When I was 13, the teachers and my peers at Del Dios Middle School awarded me with the title “Most Likely to Succeed.”
“Aren’t you proud,” people would ask.
“So, what are you going to do,” people would wonder.
“How do you feel,” is the question that would follow.
I’ve written about the importance of accepting compliments, but honors and awards are different than compliments. Actual recognition seems to come with some unspoken expectation that you will exceed the desired outcome of those awarding you the honor.
At least, that’s how I felt about it. I went into high school thinking I should not only already be a news anchor in some small town, but that I should also know exactly how I was going to succeed! Talk about pressure.
Recently, I learned I was the recipient of an unexpected honor of appreciation at work, and the first thing I thought of was how was I going to live beyond it.
Does an Academy-Award Winning Actor stop pursuing roles that challenge him or her?
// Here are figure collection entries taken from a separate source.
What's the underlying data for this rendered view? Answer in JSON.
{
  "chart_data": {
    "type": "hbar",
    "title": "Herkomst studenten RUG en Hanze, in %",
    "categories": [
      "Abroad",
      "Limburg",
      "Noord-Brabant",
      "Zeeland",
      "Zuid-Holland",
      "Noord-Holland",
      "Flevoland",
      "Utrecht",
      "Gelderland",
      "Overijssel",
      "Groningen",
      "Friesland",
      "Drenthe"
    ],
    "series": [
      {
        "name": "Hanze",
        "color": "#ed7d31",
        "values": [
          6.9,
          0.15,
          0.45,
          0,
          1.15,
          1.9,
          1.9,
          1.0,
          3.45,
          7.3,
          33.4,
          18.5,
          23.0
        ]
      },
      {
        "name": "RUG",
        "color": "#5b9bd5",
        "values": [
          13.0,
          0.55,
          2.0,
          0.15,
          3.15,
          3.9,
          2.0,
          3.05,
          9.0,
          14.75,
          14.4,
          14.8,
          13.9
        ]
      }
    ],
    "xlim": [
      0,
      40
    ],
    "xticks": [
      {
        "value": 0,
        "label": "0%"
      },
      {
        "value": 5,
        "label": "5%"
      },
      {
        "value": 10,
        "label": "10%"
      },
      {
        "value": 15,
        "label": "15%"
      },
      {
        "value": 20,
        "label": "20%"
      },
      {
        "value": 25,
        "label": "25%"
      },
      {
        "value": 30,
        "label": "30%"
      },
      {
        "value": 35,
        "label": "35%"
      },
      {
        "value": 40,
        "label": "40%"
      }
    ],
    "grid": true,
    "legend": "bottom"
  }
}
Or, do they pursue the things that push them beyond even that line?
The answers are this:
We should always push ourselves to be better than we already are, while accepting and understanding our own limitations.
But, we should never strive to please everyone and meet everyone else’s expectations of us. We would go absolutely crazy trying to do so, and their expectation is nowhere near the same as our own.
And, you know what? I’m not the center of the world, and neither are “they.”
Romans 8:28, 31
“And we know that in all things God works for the good of those who love him,
who have been called according to his purpose.
What, then, shall we say in response to this?
If God is for us, who can be against us?”